I am currently studying Lie algebras and stumbled upon this little lemma in my lecture notes. The proof given there is insufficient I believe. The proof there is based on choosing an "orthonormal" basis $\{T_1, \ldots, T_n\}$ where $T_1 = \frac{x}{\sqrt{\kappa \left(x, x\right)}}$ and $\kappa (T_a, T_b) = \delta_{ab}$. Then what's left to show is that $ad(T_1)$ is diagonalizable and then in the lecture notes it is argued that because $ad(T_1)$ is basically just given by structure coefficients in the given basis, it is antisymmetric and thus diagonalizable. But not every antisymmetric matrix is diagonalizable, this would only be true if it was a real-valued matrix over $\mathbb{C}$, but it is not. It is complex valued. So my question here is, is this proof valid and am I thus just not getting something here, or is it actually insufficient? And does anyone have an alternative/actual proof?
Thanks in advance! :)
If by fssc you mean "finite dimensionnal semisimple complex", I think that $x=\begin{pmatrix}-2&0&0\\0&1&1\\0&0&1\end{pmatrix}\in\mathfrak{sl}_3$ satisfies $\kappa(x,x)\neq0$ and $ad_x$ is not diagonalizable.
Diagonalizable is equivalent to semisimple and $ad_x$ is semisimple iif $x$ is semisimple (as an element of $\mathfrak{gl}(V)$).
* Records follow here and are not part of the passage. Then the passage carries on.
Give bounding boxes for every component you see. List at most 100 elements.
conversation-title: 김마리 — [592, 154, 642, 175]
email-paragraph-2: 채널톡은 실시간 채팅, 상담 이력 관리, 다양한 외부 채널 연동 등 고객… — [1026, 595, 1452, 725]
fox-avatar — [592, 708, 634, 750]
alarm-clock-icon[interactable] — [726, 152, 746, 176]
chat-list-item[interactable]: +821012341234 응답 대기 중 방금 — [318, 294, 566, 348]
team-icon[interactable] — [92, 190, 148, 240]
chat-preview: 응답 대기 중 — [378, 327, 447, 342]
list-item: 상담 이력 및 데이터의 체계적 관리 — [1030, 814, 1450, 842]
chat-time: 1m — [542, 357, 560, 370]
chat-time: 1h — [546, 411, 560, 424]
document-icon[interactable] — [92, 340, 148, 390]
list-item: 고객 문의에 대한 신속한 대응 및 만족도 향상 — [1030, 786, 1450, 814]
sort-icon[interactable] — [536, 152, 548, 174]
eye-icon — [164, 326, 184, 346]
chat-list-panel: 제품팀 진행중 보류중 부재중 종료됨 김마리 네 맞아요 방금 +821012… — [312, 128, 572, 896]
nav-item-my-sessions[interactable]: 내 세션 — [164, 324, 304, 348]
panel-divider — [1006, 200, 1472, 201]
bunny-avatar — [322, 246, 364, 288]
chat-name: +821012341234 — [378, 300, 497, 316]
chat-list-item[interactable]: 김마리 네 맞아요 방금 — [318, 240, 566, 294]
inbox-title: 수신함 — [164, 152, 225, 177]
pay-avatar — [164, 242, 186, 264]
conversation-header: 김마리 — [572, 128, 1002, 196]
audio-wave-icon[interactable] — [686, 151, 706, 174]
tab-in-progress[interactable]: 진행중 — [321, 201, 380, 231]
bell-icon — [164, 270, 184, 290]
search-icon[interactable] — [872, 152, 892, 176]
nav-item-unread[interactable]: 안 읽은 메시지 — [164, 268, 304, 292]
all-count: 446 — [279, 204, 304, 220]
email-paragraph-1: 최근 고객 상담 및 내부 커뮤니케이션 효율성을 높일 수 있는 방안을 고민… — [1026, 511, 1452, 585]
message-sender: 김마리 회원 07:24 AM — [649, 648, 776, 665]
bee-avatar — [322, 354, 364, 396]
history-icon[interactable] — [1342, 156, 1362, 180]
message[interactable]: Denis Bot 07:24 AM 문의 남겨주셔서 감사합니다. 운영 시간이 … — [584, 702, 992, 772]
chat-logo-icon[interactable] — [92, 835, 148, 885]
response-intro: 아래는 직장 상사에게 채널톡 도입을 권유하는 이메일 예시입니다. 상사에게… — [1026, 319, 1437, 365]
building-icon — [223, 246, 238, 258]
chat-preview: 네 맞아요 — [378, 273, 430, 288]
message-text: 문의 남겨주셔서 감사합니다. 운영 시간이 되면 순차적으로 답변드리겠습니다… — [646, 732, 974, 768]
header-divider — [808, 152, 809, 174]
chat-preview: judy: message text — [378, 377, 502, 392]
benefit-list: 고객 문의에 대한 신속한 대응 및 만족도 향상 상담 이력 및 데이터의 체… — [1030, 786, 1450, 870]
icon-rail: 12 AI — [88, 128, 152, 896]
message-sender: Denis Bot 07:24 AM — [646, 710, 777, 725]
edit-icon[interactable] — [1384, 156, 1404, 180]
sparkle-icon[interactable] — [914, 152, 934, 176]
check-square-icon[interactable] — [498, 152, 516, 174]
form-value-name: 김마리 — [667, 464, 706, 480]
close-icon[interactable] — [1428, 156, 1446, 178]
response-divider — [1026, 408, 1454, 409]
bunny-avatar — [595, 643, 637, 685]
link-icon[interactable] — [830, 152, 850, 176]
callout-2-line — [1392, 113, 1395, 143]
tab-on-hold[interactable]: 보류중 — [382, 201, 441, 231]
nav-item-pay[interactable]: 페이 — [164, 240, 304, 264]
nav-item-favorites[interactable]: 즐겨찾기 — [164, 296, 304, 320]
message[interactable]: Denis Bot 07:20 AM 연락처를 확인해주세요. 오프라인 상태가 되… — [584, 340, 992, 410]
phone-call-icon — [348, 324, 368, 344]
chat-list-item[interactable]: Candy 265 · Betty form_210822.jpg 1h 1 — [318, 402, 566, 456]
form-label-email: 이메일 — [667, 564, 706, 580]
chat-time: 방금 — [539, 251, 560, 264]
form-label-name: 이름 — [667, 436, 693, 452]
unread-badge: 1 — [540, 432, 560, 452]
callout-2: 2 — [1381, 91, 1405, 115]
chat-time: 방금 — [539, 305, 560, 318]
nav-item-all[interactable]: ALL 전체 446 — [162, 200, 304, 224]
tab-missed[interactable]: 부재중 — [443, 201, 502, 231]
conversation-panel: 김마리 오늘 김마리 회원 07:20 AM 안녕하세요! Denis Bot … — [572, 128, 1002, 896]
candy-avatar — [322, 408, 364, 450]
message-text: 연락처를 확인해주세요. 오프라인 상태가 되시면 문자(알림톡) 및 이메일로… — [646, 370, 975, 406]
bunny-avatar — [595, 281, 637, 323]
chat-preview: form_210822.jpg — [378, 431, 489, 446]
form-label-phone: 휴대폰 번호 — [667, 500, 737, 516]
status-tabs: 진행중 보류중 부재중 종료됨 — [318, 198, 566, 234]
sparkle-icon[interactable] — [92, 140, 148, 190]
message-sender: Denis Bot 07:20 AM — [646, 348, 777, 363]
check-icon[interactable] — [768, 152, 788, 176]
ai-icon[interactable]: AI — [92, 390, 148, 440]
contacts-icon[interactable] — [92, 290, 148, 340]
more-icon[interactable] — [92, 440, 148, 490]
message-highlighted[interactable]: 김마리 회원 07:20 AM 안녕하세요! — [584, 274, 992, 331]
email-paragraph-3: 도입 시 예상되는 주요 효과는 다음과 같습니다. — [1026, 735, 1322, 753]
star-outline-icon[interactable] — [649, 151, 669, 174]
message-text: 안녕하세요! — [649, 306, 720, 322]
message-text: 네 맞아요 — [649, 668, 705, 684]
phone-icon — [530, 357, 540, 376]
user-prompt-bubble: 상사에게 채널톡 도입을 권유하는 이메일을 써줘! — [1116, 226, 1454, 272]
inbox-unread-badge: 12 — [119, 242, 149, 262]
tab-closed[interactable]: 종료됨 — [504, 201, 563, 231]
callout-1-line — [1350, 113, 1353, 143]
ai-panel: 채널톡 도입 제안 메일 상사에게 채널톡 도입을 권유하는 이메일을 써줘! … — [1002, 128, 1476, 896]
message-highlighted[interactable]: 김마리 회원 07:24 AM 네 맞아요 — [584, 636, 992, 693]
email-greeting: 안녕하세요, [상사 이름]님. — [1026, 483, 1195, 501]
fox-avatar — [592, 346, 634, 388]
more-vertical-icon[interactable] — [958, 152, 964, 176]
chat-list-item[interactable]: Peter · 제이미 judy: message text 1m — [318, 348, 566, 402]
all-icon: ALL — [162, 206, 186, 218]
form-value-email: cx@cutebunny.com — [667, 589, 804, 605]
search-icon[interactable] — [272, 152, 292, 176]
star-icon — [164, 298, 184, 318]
So $ad_x$ is diagonalizable iif $x$ is diagonalizable. The Killing form is a non zero multiple of $(x,y)\mapsto Tr(xy)$ so $\kappa(x,x)$ is non-zero iif the sum of the square of the eigenvalues of $x$ is non-zero. The two properties seems relatively uncorelated.
You can check Chapter 20 of Lie algebras and algebraic groups by P.Tauvel and R.Yu for the properties aforementionned.